El recién reelecto presidente venezolano, Nicolás Maduro, tomó juramento para su segundo mandato y adelantó que el escenario que prevé para este nuevo periodo de gobierno estará marcado por las dificultades del cerco económico producto de las sanciones económicas de EE.UU.
Maduro visitó la oficialista Asamblea Nacional Constituyente, donde tomó juramento, y a la Fuerza Armada Nacional Bolivariana (FANB) para exigir “lealtad” y “máxima eficiencia” para lograr la recuperación económica del país, que se agravó, sobre todo, durante su primer mandato.
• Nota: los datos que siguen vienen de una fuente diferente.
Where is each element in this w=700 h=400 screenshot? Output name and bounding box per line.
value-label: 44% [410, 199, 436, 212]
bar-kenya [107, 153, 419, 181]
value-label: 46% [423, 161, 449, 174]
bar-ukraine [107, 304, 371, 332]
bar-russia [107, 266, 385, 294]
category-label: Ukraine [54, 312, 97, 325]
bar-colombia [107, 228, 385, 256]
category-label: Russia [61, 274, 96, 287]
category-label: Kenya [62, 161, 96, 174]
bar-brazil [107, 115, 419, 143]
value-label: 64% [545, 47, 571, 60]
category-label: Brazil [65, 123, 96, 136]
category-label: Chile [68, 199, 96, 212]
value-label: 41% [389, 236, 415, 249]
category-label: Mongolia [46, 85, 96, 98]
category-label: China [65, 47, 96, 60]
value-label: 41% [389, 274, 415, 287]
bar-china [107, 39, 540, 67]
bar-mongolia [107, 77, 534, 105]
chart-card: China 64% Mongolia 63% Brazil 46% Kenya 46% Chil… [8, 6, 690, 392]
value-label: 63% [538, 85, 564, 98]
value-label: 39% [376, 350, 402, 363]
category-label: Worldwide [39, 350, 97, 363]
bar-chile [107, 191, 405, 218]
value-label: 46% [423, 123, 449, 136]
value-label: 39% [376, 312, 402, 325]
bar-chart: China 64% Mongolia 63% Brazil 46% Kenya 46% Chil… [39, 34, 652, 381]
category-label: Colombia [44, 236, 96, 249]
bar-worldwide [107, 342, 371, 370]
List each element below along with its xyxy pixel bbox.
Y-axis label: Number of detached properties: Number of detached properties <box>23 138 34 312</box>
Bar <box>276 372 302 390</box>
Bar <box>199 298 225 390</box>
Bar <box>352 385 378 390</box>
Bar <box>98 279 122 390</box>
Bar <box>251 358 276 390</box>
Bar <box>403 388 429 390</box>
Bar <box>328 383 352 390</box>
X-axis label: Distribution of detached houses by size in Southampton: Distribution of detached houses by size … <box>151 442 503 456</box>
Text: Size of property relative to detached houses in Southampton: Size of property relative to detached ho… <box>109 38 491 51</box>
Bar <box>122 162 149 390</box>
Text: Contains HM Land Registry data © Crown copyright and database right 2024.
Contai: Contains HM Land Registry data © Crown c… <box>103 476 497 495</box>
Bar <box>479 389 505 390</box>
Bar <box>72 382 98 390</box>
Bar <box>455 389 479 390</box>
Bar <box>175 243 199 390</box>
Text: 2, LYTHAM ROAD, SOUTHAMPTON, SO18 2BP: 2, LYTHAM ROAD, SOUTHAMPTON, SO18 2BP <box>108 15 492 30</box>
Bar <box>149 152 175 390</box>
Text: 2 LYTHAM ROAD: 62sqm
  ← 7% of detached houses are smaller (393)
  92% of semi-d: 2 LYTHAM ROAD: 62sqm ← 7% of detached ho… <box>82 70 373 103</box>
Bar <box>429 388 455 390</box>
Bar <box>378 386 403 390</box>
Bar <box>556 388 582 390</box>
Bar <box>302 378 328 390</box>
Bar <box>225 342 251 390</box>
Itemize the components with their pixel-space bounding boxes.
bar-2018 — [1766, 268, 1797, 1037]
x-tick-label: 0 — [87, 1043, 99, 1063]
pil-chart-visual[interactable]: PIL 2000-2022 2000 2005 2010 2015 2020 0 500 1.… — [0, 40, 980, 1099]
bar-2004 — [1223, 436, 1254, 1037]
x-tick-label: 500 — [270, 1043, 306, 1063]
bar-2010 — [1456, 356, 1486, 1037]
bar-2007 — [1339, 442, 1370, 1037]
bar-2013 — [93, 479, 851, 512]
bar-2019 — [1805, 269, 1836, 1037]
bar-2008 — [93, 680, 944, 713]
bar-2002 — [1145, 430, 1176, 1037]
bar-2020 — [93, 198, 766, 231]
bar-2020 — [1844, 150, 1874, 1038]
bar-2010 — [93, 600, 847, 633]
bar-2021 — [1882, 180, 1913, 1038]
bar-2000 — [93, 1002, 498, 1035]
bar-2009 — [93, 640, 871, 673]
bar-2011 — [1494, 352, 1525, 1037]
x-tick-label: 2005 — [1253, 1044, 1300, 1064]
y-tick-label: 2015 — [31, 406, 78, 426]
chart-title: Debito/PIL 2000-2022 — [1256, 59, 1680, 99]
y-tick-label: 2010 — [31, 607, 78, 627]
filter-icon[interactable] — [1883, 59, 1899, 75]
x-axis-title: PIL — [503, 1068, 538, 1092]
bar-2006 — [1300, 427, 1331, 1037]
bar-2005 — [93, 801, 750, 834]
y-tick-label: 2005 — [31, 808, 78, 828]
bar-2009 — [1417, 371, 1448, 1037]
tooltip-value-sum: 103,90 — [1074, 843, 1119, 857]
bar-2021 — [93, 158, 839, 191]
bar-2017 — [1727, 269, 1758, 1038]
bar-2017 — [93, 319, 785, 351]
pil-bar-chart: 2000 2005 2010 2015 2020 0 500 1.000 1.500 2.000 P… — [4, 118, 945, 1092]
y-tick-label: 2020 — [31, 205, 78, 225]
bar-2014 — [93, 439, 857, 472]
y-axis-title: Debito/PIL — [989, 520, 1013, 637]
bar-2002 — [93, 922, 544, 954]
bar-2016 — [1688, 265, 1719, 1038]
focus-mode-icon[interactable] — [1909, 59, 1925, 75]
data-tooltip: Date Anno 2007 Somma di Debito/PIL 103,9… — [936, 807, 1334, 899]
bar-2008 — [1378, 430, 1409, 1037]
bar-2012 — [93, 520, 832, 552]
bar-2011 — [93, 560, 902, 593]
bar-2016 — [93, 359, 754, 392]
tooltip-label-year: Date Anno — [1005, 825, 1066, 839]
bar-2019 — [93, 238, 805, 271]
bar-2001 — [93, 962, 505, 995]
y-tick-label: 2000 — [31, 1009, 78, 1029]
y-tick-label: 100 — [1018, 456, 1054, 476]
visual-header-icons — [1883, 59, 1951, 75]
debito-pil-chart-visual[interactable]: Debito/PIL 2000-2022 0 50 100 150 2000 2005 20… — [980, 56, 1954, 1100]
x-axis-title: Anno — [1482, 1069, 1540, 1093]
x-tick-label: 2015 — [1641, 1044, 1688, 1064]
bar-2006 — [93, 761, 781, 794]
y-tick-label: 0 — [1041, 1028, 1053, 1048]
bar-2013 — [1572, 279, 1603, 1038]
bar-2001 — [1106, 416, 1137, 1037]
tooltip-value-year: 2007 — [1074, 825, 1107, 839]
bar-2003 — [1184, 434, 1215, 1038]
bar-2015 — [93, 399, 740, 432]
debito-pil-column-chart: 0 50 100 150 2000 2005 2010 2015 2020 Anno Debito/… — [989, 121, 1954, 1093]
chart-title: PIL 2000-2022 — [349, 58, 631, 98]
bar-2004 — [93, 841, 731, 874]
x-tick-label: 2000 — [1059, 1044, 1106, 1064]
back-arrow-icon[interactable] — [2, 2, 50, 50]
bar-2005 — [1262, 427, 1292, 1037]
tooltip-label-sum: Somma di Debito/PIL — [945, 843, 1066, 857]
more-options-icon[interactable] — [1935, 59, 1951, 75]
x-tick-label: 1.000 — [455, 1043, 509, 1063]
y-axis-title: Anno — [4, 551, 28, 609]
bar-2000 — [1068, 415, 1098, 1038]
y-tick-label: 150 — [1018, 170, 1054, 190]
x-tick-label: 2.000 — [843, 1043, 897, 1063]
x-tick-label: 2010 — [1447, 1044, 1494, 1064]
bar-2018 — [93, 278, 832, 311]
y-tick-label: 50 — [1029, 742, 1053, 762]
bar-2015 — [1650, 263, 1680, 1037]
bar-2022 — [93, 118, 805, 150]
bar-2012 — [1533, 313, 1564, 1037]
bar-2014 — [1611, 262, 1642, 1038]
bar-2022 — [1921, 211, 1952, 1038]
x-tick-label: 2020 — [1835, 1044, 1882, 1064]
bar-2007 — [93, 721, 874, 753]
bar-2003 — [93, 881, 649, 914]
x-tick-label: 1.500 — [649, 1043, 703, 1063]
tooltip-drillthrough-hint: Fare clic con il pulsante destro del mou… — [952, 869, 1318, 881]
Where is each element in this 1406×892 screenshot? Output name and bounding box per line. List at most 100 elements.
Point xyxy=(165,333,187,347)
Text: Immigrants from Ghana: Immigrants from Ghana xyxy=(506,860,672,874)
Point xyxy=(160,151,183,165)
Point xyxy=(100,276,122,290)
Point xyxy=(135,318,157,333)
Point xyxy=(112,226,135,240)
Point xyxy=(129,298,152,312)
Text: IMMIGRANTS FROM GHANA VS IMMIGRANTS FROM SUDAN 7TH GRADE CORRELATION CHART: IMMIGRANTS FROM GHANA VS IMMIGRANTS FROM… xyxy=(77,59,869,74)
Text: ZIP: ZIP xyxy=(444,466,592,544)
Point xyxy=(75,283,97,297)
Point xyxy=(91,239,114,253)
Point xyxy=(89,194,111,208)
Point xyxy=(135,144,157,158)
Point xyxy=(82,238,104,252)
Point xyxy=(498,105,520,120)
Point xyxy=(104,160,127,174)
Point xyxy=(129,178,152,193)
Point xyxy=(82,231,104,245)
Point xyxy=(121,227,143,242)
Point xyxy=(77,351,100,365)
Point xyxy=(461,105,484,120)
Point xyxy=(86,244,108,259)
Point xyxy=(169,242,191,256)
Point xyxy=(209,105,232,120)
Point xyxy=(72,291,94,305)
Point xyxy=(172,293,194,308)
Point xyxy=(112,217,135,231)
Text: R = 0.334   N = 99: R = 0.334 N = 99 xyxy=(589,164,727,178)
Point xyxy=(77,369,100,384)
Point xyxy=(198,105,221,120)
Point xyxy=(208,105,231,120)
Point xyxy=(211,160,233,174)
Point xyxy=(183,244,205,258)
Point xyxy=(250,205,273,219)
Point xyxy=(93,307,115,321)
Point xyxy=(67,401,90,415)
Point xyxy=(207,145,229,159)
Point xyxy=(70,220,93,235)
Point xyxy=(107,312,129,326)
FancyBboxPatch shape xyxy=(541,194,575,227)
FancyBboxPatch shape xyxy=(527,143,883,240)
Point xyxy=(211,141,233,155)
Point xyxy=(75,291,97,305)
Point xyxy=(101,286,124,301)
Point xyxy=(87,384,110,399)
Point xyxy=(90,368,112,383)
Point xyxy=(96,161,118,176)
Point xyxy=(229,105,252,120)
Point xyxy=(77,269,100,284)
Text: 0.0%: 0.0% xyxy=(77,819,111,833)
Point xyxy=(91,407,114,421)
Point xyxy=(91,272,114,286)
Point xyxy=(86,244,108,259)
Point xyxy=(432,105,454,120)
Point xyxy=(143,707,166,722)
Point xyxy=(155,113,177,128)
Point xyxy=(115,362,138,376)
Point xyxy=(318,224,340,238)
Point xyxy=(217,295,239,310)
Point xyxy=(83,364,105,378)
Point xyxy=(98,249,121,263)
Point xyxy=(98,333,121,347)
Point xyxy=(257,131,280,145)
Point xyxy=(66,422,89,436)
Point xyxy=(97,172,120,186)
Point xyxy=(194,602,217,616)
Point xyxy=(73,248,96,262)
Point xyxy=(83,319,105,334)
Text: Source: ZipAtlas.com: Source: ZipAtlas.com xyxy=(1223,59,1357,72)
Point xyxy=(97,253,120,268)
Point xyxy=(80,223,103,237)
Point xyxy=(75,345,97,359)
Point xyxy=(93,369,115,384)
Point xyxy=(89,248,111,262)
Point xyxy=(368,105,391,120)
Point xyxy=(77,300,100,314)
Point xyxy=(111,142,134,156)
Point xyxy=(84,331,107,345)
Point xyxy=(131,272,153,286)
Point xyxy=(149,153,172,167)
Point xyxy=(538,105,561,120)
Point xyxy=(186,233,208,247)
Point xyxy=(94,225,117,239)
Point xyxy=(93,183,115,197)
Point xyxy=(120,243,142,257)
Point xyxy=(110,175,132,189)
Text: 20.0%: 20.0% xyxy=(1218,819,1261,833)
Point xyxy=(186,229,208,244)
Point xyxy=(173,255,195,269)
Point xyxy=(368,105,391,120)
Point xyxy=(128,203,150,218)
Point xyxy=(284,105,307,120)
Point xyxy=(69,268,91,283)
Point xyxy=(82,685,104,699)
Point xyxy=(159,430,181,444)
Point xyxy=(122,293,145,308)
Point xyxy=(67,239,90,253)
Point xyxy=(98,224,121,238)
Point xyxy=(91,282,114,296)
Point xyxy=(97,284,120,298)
Para el inicio de su nuevo Gobierno, Maduro marcó seis líneas de acción, la primera de ellas sobre la “reconciliación” que tiene que ver con el diálogo con sus opositores, y las medidas de beneficio para los opositores en prisión.

Le siguen también líneas para la recuperación de la economía, “ética ciudadana”, el “fortalecimiento de logros” de los planes sociales, la defensa de la nación caribeña en el plano internacional, y finalmente la profundización del socialismo.

Maduro auguró que el periodo que viene estará afectado por las sanciones de la Casa Blanca, que ponen cuesta arriba para la nación la financiación de deuda, y la inversión.